President Trump officially sounded the alarm on Thursday over North Korea while telling Reuters that a “major, major conflict” could happen in response to dictator Kim Jong-Un’s nuclear obsession. Then on Friday morning, Secretary of State Rex Tillerson spoke to the United Nations about the “catastrophic” nature of the situation. Tiillerson says that all options are on the table, but he’d prefer to enact “painful” sanctions against the regime. And now — out of the blue — Ohio Governor John Kasich (a “moderate” Republican) has weighed in with what can only be considered a drastic measure in dealing with North Korea.
Cleveland.com reports that Kasich spoke at a breakfast meeting (which was sponsored by Christian Science Monitor), and we’re definitely seeing a glimpse of how the former presidential candidate would prefer to deal with the situation. Kasich argued against a war, which would potentially lead to a great loss of life, and he believes there’s a quicker way to deal with this:
“North Korean top leadership has to go, and there are ways in which that can be achieved … it seems to me that … we have capability of doing things like that, and that’s what I’m talking about when it comes to capitation of the top leadership of that country.”
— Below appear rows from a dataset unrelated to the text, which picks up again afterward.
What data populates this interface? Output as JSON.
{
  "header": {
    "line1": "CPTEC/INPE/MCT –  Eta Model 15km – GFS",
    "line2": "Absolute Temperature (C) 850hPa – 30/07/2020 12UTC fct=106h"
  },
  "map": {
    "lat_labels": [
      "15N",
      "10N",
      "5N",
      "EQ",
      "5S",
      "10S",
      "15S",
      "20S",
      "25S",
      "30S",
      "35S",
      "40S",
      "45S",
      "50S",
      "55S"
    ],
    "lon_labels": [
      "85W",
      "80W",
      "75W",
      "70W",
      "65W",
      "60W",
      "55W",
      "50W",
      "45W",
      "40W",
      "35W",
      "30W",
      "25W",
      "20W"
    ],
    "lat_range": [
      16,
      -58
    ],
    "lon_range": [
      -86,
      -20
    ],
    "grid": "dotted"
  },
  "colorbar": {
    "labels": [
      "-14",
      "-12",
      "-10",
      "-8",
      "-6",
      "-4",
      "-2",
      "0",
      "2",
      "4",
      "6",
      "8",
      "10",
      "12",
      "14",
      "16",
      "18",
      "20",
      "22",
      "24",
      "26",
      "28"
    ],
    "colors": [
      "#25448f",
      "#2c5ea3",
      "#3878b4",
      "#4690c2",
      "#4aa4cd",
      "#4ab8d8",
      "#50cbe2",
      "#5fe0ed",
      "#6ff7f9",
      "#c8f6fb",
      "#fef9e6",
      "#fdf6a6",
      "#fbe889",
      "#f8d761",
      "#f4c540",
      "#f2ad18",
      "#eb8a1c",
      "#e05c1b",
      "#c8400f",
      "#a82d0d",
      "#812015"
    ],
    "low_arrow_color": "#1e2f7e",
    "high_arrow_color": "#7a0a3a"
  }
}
Naturally, a reporter inquired whether Kasich was talking about assassination or maybe an executive order to overthrow the regime, and Kasich declined to answer the question. He only said that the Trump should “eradicate” the top North Korean leaders:
“I don’t know the technicality of this. But if I were president and I had the sense, that’s what I think the right policy is. Now if I have to write something on a piece of paper and stick in in the safe, fine. But I’m saying to you that the best way to solve this problem is to eradicate the leadership.“
Kasich wouldn’t elaborate on what he truly means, other than he hopes that Kim Jong-Un would be succeeded by “benign leadership.” It’s worth mentioning that Kasich served for 18 years on the U.S. House Armed Services Committee and believes that it’s “not beyond our capability” to install new leadership in North Korea. Whatever he’s talking about … you be the judge.